Auch mangelnder Schlaf und anhaltender Stress sind Gründe, warum das Gedächtnis manchmal nicht richtig funktioniert. Genova plädiert dafür, Erinnerungshilfen zu nutzen – also Notizzettel, Kalendereinträge, Merktricks oder bestimmte Apps auf dem Smartphone.

Zwei Seiten der Medaille

Wie im Buchtitel angekündigt, ist die Erinnerung nur eine Seite der Medaille. Vergessen zu können, ist für unsere Überlebensfähigkeit genauso wichtig, schreibt die Autorin. Denn wenn wir alles im Gedächtnis behielten, wären wir nicht mehr in der Lage, Wichtiges von Unwichtigem zu unterscheiden. Oder könnten Sie sich merken, wo Sie heute Ihr Auto am Supermarkt geparkt haben, wenn Sie noch alle vorherigen Parkplätze dort im Gedächtnis hätten? Nicht vergessen zu können, kann eine große Bürde sein. Die Neurologin verdeutlicht das durch Beispiele von Menschen, die sich an jedes noch so unwichtige Detail ihres Lebens erinnern.
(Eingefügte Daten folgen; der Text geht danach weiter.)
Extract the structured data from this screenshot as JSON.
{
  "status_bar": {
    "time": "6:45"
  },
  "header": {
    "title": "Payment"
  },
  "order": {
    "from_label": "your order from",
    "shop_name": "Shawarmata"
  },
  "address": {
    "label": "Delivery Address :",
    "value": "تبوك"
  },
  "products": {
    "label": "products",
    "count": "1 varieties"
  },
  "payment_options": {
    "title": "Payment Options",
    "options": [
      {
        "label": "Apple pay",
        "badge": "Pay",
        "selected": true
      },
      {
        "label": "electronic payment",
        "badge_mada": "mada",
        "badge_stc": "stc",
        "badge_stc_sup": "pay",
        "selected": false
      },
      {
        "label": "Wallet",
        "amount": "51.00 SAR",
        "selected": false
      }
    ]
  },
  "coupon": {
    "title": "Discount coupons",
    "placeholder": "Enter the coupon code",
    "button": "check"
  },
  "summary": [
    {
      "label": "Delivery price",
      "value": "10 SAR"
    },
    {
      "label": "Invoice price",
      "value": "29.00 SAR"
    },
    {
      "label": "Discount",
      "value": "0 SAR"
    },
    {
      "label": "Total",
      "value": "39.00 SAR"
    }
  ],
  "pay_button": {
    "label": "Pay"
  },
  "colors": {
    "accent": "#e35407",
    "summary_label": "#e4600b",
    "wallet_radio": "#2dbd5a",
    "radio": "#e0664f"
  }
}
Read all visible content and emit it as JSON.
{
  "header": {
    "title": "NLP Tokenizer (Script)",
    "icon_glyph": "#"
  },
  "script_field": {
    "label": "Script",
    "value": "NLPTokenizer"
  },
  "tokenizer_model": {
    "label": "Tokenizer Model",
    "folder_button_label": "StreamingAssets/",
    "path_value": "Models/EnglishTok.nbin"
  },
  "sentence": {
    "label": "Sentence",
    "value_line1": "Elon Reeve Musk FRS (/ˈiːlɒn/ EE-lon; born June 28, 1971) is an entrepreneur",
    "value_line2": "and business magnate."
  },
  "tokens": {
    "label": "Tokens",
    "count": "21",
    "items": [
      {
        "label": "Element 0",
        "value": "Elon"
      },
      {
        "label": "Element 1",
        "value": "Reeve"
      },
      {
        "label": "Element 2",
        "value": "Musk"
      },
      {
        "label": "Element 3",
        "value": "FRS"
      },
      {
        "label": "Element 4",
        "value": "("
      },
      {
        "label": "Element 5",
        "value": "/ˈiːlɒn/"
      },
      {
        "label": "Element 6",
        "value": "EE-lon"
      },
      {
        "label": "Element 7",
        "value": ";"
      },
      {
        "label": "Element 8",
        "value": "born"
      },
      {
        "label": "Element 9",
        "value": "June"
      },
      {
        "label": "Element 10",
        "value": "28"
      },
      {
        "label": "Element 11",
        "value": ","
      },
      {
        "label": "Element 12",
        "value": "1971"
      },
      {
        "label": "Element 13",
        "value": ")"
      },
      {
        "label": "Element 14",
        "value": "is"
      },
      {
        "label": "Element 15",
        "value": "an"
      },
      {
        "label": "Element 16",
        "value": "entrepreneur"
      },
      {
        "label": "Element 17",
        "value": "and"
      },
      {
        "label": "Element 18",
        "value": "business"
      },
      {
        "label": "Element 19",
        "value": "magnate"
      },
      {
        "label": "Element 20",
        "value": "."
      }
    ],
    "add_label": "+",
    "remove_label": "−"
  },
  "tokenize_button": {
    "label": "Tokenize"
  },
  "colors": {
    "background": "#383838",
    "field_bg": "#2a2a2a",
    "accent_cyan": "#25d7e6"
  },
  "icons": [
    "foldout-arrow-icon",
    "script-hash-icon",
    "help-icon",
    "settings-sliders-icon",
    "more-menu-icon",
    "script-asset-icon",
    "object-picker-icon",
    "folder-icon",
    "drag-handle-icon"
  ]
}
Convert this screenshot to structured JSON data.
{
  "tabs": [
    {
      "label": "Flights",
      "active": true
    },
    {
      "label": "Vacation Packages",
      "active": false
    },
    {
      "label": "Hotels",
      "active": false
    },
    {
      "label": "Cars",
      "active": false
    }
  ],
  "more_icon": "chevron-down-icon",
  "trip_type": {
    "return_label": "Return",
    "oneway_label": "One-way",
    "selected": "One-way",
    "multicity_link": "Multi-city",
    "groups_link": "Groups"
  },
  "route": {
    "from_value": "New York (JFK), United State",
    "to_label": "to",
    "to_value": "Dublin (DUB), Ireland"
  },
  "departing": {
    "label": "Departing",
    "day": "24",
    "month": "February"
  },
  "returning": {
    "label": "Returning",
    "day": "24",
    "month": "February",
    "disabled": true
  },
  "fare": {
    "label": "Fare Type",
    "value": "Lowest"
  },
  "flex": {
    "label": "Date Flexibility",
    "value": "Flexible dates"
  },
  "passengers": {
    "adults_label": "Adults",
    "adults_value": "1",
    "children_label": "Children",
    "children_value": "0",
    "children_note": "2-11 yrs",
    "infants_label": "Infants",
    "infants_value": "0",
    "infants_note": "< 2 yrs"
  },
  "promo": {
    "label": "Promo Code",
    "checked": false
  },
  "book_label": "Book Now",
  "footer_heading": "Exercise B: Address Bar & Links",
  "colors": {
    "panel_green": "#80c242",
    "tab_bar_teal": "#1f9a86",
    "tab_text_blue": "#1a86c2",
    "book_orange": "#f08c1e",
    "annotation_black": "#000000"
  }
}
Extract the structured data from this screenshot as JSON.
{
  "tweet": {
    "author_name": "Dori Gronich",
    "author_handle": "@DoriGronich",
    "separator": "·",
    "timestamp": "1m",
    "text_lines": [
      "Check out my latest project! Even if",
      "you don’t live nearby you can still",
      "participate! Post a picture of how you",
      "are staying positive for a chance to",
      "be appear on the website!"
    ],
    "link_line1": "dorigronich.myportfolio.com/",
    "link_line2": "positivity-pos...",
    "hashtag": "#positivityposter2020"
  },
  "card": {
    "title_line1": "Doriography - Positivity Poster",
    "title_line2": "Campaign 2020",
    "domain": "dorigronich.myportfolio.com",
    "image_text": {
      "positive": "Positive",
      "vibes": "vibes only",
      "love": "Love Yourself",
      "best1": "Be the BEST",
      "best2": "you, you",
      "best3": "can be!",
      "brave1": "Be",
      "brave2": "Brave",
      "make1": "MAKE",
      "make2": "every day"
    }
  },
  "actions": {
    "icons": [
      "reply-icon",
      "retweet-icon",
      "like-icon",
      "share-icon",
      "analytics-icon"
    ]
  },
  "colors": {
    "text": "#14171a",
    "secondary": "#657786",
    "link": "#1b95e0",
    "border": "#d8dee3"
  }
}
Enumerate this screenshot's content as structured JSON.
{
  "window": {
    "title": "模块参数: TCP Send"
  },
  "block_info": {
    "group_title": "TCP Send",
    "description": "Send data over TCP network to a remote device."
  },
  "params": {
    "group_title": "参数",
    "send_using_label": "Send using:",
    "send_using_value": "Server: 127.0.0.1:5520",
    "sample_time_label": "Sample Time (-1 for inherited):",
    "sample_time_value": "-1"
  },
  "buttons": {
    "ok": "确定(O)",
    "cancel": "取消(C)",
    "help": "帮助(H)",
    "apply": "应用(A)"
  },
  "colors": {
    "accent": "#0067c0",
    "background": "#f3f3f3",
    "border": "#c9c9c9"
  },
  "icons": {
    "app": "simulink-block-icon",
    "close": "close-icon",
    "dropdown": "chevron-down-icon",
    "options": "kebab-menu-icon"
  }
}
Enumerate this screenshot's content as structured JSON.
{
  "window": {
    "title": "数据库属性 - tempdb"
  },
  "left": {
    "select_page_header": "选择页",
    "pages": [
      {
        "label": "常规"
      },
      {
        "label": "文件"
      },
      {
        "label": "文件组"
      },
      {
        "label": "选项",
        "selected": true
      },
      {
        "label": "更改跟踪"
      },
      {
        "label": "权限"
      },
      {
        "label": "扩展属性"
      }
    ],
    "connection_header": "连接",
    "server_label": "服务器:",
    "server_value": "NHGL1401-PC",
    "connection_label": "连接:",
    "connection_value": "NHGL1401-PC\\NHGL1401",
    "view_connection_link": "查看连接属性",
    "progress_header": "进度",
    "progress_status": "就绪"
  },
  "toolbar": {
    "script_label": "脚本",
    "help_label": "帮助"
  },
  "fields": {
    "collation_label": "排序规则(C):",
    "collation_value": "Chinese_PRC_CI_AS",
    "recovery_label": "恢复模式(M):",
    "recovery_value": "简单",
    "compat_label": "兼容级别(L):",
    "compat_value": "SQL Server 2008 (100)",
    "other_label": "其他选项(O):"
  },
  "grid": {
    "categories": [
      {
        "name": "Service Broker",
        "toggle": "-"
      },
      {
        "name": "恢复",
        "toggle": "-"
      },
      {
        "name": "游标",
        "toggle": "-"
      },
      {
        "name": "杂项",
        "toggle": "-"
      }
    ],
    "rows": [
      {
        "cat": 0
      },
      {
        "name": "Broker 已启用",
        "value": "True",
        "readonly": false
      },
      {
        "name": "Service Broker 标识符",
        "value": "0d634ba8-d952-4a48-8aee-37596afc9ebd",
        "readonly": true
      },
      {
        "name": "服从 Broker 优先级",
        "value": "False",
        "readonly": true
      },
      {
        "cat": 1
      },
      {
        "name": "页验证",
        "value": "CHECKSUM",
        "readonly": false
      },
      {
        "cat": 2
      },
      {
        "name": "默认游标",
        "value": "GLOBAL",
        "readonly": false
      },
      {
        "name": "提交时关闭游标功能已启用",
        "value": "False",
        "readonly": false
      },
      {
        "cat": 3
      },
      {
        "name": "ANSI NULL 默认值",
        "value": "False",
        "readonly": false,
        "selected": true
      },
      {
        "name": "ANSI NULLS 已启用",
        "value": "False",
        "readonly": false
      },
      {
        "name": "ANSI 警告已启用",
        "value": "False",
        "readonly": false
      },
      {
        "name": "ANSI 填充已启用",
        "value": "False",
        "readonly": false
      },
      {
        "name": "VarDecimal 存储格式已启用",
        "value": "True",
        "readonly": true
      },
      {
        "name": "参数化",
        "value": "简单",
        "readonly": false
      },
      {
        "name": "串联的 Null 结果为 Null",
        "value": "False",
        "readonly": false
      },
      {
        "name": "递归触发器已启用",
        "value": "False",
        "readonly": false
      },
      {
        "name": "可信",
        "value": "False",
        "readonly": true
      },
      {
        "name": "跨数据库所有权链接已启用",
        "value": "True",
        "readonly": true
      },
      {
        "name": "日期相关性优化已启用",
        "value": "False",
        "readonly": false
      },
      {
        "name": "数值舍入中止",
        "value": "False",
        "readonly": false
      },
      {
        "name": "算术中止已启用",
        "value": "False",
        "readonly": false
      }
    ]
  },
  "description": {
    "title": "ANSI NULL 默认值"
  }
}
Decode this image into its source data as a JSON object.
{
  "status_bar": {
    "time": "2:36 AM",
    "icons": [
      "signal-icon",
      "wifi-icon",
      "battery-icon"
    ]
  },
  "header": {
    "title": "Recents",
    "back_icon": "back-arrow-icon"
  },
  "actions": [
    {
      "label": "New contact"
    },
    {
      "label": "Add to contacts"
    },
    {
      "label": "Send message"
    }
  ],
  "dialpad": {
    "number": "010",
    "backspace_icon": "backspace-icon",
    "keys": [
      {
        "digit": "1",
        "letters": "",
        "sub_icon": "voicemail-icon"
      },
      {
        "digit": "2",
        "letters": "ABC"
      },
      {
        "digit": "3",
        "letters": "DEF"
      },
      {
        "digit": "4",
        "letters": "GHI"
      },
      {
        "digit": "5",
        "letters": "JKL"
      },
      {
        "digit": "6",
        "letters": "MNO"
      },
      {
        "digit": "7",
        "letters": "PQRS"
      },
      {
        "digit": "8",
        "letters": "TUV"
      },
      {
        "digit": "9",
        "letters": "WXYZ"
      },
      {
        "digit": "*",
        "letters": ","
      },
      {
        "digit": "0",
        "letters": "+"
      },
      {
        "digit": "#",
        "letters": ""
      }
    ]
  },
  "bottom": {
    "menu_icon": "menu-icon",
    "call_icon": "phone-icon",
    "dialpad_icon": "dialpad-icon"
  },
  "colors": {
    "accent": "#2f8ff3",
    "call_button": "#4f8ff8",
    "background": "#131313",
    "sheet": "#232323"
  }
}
Auch wenn ihr Buch kein Ratgeber ist, enthält es viele wertvolle Tipps, wie sich die Gedächtnisleistung bis ins hohe Alter verbessern lässt. Diese sind am Ende noch einmal übersichtlich zusammengefasst. Genova plädiert dafür, das Gedächtnis einerseits ernst zu nehmen und sich gut darum zu kümmern, ihm aber andererseits nicht zu viel Bedeutung beizumessen. Wir sind mehr als unser Gedächtnis, und selbst Patienten mit Alzheimer können noch immer wertvolle zwischenmenschliche Beziehungen pflegen, schreibt sie. Was für eine tröstliche Botschaft für alle, die hin und wieder mit ihrem Gedächtnis hadern!